I'm eradicating std::string in favor of C-strings, which I'm new to. How do I get the following to compile? g++ complains: cannot convert char(*)[16] to char**
#include <iostream>
void print(char** s, int n)
{
for (int i = 0; i < n; ++i)
{
std::cout << s[i] << '\n';
}
}
int main()
{
constexpr int n = 3;
char s[n][16]{ "Hello", "Bye", "Sky"};
print(s, n);
}
You created a multidimensional array, not an array of pointers. Usually an array can be said to be equivalent to a pointer, however in this case c++ needs to know the size of the second dimension of your array. The function would be as follows
void print(char s[][16], int n)`{
for (int i = 0; i < n; ++i)
{
std::cout << s[i] << std::endl;
}
}
Understandably you may want to pass the function using pointers as to not make an entire copy of the 2-d array. I saw you mentioned you were okay with variable length strings. That functionality is supported in the string library. You are dealing with c-strings which are not strings at all but static arrays of type character. Defining these c-strings using dynamic memory happens to give you the desired behavior as you create in the simplest terms an array of pointers.

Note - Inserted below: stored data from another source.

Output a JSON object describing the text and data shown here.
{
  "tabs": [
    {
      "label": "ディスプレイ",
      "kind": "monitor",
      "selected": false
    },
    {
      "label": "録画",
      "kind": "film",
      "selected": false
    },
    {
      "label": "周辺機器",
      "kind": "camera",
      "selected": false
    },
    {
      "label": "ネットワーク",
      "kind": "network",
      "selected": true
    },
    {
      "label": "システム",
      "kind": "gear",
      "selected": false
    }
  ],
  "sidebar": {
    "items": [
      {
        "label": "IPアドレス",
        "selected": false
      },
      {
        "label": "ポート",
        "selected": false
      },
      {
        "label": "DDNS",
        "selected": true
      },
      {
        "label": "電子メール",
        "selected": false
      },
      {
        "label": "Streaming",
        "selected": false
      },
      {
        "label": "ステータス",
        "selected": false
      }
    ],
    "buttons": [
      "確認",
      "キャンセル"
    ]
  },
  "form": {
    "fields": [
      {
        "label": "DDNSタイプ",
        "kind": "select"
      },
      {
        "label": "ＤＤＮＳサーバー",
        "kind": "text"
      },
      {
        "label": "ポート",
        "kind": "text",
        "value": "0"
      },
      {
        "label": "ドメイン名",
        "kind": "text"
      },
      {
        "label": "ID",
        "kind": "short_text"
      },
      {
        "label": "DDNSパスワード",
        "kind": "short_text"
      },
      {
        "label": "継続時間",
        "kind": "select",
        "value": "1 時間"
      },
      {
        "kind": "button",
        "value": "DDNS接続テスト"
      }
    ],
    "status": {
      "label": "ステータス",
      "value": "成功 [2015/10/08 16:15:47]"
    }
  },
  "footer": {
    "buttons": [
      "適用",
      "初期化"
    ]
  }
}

void print(char** s, int n)
{
for (int i = 0; i < n; ++i)
{
std::cout << s[i] << std::endl;
}
}
int main()
{
int n = 3, i;
char** s = new char*[n];
for (i = 0; i < 3; i++) {
s[i] = new char[16];
}
s[0] = "Hello";
s[1] = "Bye";
s[2] = "Sky";
print(s, n);
for (i = 0; i < 3; i++) {
delete [] s[i];
}
delete [] s;
s = NULL;
return 0;
}
Since you are using dynamic memory now you need to free your memory which is what the last loop serves to do. As you can see using all this dynamic memory is quite taxing and it would be easier to use the string library that has been optimized to do a much better job then you can. If you're still not convinced you should at least make your own string class to handle the dynamic memory that contains a char * as its private member. In either case you avoid this mess and just make an array of zed class objects and not deal at all with multidimensional nonsense. No one likes seg faults and memory leaks.
Given any type T, T arr[N]; declares a variable arr of type T[N], which is an array and not a pointer. When you use arr in almost all contexts, array to pointer conversions happen, giving the incorrect illusion that arr is a pointer of type T*.
char s[n][16] = { "Hello", "Bye", "Sky" };
declares s as an array of n elements of type char[16]. Now, when array to pointer conversion happens, s decays into a pointer of type char (*)[16]. Hence, your function needs to have the signature
void print(char (*s)[16], int n);
Which is equivalent to
void print(char s[][16], int n);
the [] is interpreted as a pointer by the compiler.
To make these complex types more readable, a type alias may be used.
using T = char[16];
void print(T s[], int n);
As pointed out in the comments, std::string should almost always be preferred over a char array. If you have performance concerns, benchmark before doing this. I really doubt much performance gains can be observed in most cases.
Declaring an array with length n which is an int is not standard C++. It is an extension provided by your compiler, it is not portable and in most cases not necessary.
int n = 3;
char vla[n]; // this is a variable length array
char arr[3]; // this is just an array
char* darr = new char[3]; // this is a pointer pointing to dynamically allocated memory
std::string str; // but instead, this is just better
The compiler cannot extract from char ** the infomation about char[16]. You need to define a type char[16] and pass the pointer to this type to your print function.
#include <iostream>
typedef char str_t[16];
void print(str_t* s, int n)
{
for (int i = 0; i < n; ++i)
{
std::cout << s[i] << std::endl;
}
}
int main()
{
int n = 3;
char s[n][16]{ "Hello", "Bye", "Sky"};
print(s, 3);
}